CAL-MEC Filing Group Grievance
GROUP GRIEVANCES FILED OVER SCOPE
Over the past few months, your union has scrutinized, requested additional information and sought resolution of two separate scope issues with United management. So far, we have been unable to resolve the issues, leading me to file two group grievances against the Company for what we believe to be violations of the scope provisions of our CBA. The first, filed in early June, deals with the improper sale of a B-767-200 aircraft and management’s plan to continue to prematurely reduce that fleet. The second, filed June 16, is in reaction to management’s failure to properly maintain a contractually required ratio of scheduled Continental twin-aisle block hours to scheduled United twin-aisle block hours, within a merger environment.
Once again, it seems that management is attempting to put the cart before the horse and take advantage of synergies not available prior to reaching a JCBA. And as before, we have no intention of allowing this to happen. Rather than go into a diatribe over management’s continued attempts to do an end around our contract, I will simply say that your union leadership is once again doing what is necessary to protect your contractual rights. We do so not just by filing the necessary grievances, but also by publicly exposing management’s seeming inability to honor their contractual word, through mechanisms such as the press release that was issued this morning (outlined below) and interviews with the media, which I am conducting today. We hope this will encourage management to correct these violations. Furthermore, I believe that by ALPA bringing the contractual issues surrounding the sale of the B-767-200 aircraft to light, management now has an ethical obligation to any potential buyers to make them aware of our position that the sale of these aircraft is tainted and may be subject to arbitration and a cease-and-desist order.
We have been down this road before, with the end result being an affirmative ruling of the core principals of our Scope section by an arbitrator in December 2010, as well as an order halting the use of 70-seat UAX flying with the Continental code into or out of our hubs. We will continue, in every instance, to do what is necessary to protect our contractual rights.

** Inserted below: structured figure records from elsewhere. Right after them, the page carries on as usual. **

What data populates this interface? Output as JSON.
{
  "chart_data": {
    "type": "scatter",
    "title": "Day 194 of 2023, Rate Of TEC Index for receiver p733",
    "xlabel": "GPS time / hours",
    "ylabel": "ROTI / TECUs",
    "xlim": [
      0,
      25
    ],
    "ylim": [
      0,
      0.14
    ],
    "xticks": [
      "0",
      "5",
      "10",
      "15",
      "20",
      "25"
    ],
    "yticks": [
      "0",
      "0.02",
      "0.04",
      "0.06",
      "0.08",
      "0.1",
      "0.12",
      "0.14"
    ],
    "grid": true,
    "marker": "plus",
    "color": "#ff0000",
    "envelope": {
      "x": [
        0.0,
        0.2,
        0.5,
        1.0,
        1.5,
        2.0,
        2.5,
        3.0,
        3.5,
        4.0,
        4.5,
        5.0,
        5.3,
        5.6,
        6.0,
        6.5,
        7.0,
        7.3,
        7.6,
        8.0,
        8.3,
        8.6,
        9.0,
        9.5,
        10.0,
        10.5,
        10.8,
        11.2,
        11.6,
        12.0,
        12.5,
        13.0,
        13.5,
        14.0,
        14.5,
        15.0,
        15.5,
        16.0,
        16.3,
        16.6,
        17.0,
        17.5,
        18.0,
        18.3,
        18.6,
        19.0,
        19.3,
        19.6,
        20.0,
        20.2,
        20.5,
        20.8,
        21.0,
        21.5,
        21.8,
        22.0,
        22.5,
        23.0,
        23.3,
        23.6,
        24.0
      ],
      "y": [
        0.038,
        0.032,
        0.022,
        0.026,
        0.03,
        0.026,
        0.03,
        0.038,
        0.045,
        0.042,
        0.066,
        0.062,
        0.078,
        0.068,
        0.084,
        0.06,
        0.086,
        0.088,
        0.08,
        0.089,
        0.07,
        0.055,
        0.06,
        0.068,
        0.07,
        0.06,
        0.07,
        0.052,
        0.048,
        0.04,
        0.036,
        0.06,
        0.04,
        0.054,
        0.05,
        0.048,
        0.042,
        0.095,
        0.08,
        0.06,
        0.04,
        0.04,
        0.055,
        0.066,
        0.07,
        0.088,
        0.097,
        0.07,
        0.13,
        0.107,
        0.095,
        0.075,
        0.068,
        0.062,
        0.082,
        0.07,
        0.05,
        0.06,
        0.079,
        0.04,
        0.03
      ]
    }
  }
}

We did not ask for this fight, but we will do what is necessary to protect our jobs, our contract and our rights. Here is the press release issued today:
Continental Pilots Protest Additional Scope Violations
Houston, Texas, June 20, 2011—The Continental pilots, represented by the Air Line Pilots Association Int’l (ALPA), have filed two group grievances against United to protest violations of scope provisions in their collective bargaining agreement applicable to a merger during the period of separate pilot contracts and operations of the two airlines, legacy Continental and legacy United. The first, filed June 2, 2011, concerns removal of B-767 aircraft from the Continental fleet (by sale). The second charge, filed June 16, 2011, is related to a reduction in the ratio of Continental to United flying required with respect to twin-aisle aircraft, specifically for the third quarter of 2011. ALPA is seeking prompt correction of these issues by the company, including a stop to any attempts at further sales of B-767 aircraft, correction to the ratio of flying performed by Continental to United, monetary damages and all other appropriate relief.
“Once again, management is seeking short cuts to the merger process and trying an end-run around our contract instead of negotiating at the table,” said Capt. Jay Pierce, chairman of the Continental pilots’ chapter of ALPA. “In the airline industry, attempts to cut corners typically lead to very bad results. Blatantly disregarding our existing contract not only runs contrary to management’s stated interest in reaching ‘fair’ resolution on a new contract, it is no way to make progress toward successfully completing the merger and securing much-anticipated benefits for passengers, shareholders and employees.”
These two incidents mark the second and third time since the merger close date in October 2010 that ALPA has been forced to fight off management attacks to the Continental pilots’ contract. In December, an arbitrator ruled in favor of ALPA and against Continental management in their attempt at circumventing scope provisions related to 70-seat jet flying.
The Continental scope provisions protect pilots’ job security, both generally and during a transaction such as a merger. The provisions reserve for Continental pilots all flying performed by or for Continental or an affiliate, while allowing exceptions for flying that can be performed under code share or by another airline, such as foreign carriers, Continental Connection and Express carriers. During the period of separate operations in a merger, the scope provisions, among other things, prohibit certain types of fleet changes and require that ratios of Continental pilots’ flying to the merger partner’s flying equal or exceed those same ratios prior to the merger.
ALPA represents over 53,000 pilots at 39 airlines in the United States and Canada, including approximately 5000 pilots at Continental Airlines.